La caravane « Harvesting Freedom » (« Récolter la liberté ») s’est mise en marche dimanche au sud de la province voisine, à Leamington, capitale autoproclamée de la tomate au Canada, endroit de haute concentration des migrants dans l’agriculture. « Après 50 ans de négation de la possibilité d’exercer ses droits, cette situation doit finir pour qu’ils puissent travailler sous des conditions décentes et humaines », affirme d’emblée Chris Ramsaroop, membre du collectif organisateur Justice pour les travailleurs migrants. L’accès à la résidence permanente figure en tête de liste de leurs revendications.
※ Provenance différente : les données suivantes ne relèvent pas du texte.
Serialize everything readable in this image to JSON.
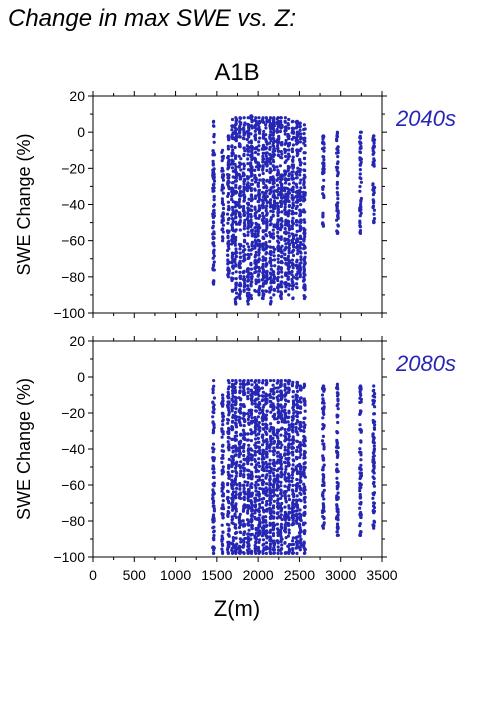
{
  "figure": {
    "title": "Change in max SWE vs. Z:",
    "scenario": "A1B",
    "point_color": "#2626b4",
    "text_color": "#000000"
  },
  "chart_data": [
    {
      "type": "scatter",
      "period_label": "2040s",
      "ylabel": "SWE Change (%)",
      "xlabel": "",
      "xlim": [
        0,
        3500
      ],
      "ylim": [
        -100,
        20
      ],
      "yticks": [
        -100,
        -80,
        -60,
        -40,
        -20,
        0,
        20
      ],
      "xticks": [
        0,
        500,
        1000,
        1500,
        2000,
        2500,
        3000,
        3500
      ],
      "grid": false,
      "columns": [
        {
          "x": 1460,
          "y_range": [
            -84,
            6
          ]
        },
        {
          "x": 1570,
          "y_range": [
            -60,
            -10
          ]
        },
        {
          "x": 1640,
          "y_range": [
            -80,
            -2
          ]
        },
        {
          "x": 1690,
          "y_range": [
            -88,
            7
          ]
        },
        {
          "x": 1730,
          "y_range": [
            -95,
            8
          ]
        },
        {
          "x": 1780,
          "y_range": [
            -92,
            8
          ]
        },
        {
          "x": 1830,
          "y_range": [
            -88,
            8
          ]
        },
        {
          "x": 1880,
          "y_range": [
            -95,
            8
          ]
        },
        {
          "x": 1920,
          "y_range": [
            -92,
            9
          ]
        },
        {
          "x": 1970,
          "y_range": [
            -88,
            8
          ]
        },
        {
          "x": 2010,
          "y_range": [
            -90,
            8
          ]
        },
        {
          "x": 2060,
          "y_range": [
            -92,
            8
          ]
        },
        {
          "x": 2100,
          "y_range": [
            -88,
            8
          ]
        },
        {
          "x": 2150,
          "y_range": [
            -95,
            8
          ]
        },
        {
          "x": 2190,
          "y_range": [
            -90,
            8
          ]
        },
        {
          "x": 2240,
          "y_range": [
            -88,
            8
          ]
        },
        {
          "x": 2280,
          "y_range": [
            -92,
            8
          ]
        },
        {
          "x": 2330,
          "y_range": [
            -88,
            8
          ]
        },
        {
          "x": 2370,
          "y_range": [
            -90,
            7
          ]
        },
        {
          "x": 2420,
          "y_range": [
            -92,
            6
          ]
        },
        {
          "x": 2470,
          "y_range": [
            -86,
            6
          ]
        },
        {
          "x": 2510,
          "y_range": [
            -80,
            5
          ]
        },
        {
          "x": 2560,
          "y_range": [
            -92,
            4
          ]
        },
        {
          "x": 2790,
          "y_range": [
            -52,
            -2
          ]
        },
        {
          "x": 2960,
          "y_range": [
            -56,
            0
          ]
        },
        {
          "x": 3240,
          "y_range": [
            -56,
            0
          ]
        },
        {
          "x": 3400,
          "y_range": [
            -50,
            -2
          ]
        }
      ]
    },
    {
      "type": "scatter",
      "period_label": "2080s",
      "ylabel": "SWE Change (%)",
      "xlabel": "Z(m)",
      "xlim": [
        0,
        3500
      ],
      "ylim": [
        -100,
        20
      ],
      "yticks": [
        -100,
        -80,
        -60,
        -40,
        -20,
        0,
        20
      ],
      "xticks": [
        0,
        500,
        1000,
        1500,
        2000,
        2500,
        3000,
        3500
      ],
      "xtick_labels": [
        "0",
        "500",
        "1000",
        "1500",
        "2000",
        "2500",
        "3000",
        "3500"
      ],
      "grid": false,
      "columns": [
        {
          "x": 1460,
          "y_range": [
            -98,
            -2
          ]
        },
        {
          "x": 1570,
          "y_range": [
            -98,
            -10
          ]
        },
        {
          "x": 1640,
          "y_range": [
            -98,
            -2
          ]
        },
        {
          "x": 1690,
          "y_range": [
            -98,
            -2
          ]
        },
        {
          "x": 1730,
          "y_range": [
            -98,
            -2
          ]
        },
        {
          "x": 1780,
          "y_range": [
            -98,
            -2
          ]
        },
        {
          "x": 1830,
          "y_range": [
            -98,
            -2
          ]
        },
        {
          "x": 1880,
          "y_range": [
            -98,
            -2
          ]
        },
        {
          "x": 1920,
          "y_range": [
            -98,
            -2
          ]
        },
        {
          "x": 1970,
          "y_range": [
            -98,
            -2
          ]
        },
        {
          "x": 2010,
          "y_range": [
            -98,
            -2
          ]
        },
        {
          "x": 2060,
          "y_range": [
            -98,
            -2
          ]
        },
        {
          "x": 2100,
          "y_range": [
            -98,
            -2
          ]
        },
        {
          "x": 2150,
          "y_range": [
            -98,
            -2
          ]
        },
        {
          "x": 2190,
          "y_range": [
            -98,
            -2
          ]
        },
        {
          "x": 2240,
          "y_range": [
            -98,
            -2
          ]
        },
        {
          "x": 2280,
          "y_range": [
            -98,
            -2
          ]
        },
        {
          "x": 2330,
          "y_range": [
            -98,
            -2
          ]
        },
        {
          "x": 2370,
          "y_range": [
            -98,
            -2
          ]
        },
        {
          "x": 2420,
          "y_range": [
            -98,
            -3
          ]
        },
        {
          "x": 2470,
          "y_range": [
            -98,
            -3
          ]
        },
        {
          "x": 2510,
          "y_range": [
            -96,
            -5
          ]
        },
        {
          "x": 2560,
          "y_range": [
            -98,
            -4
          ]
        },
        {
          "x": 2790,
          "y_range": [
            -84,
            -5
          ]
        },
        {
          "x": 2960,
          "y_range": [
            -88,
            -4
          ]
        },
        {
          "x": 3240,
          "y_range": [
            -88,
            -5
          ]
        },
        {
          "x": 3400,
          "y_range": [
            -84,
            -5
          ]
        }
      ]
    }
  ]
}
Le Programme des travailleurs agricoles saisonniers (PTAS) existe en effet depuis 50 ans. Une période durant laquelle le nombre de migrants venus d’ailleurs pour cultiver nos champs n’a cessé d’augmenter. En 2015, aux 41 700 ouvriers agricoles venus du Mexique et des Antilles sous le PTAS s’ajoutaient aussi 11 000 personnes du volet agricole et peu spécialisé du programme des travailleurs étrangers temporaires (PTET), provenant surtout du Guatemala, du Honduras ou du Salvador. L’an dernier, ils étaient ainsi 12 000 au Québec et 27 000 en Ontario.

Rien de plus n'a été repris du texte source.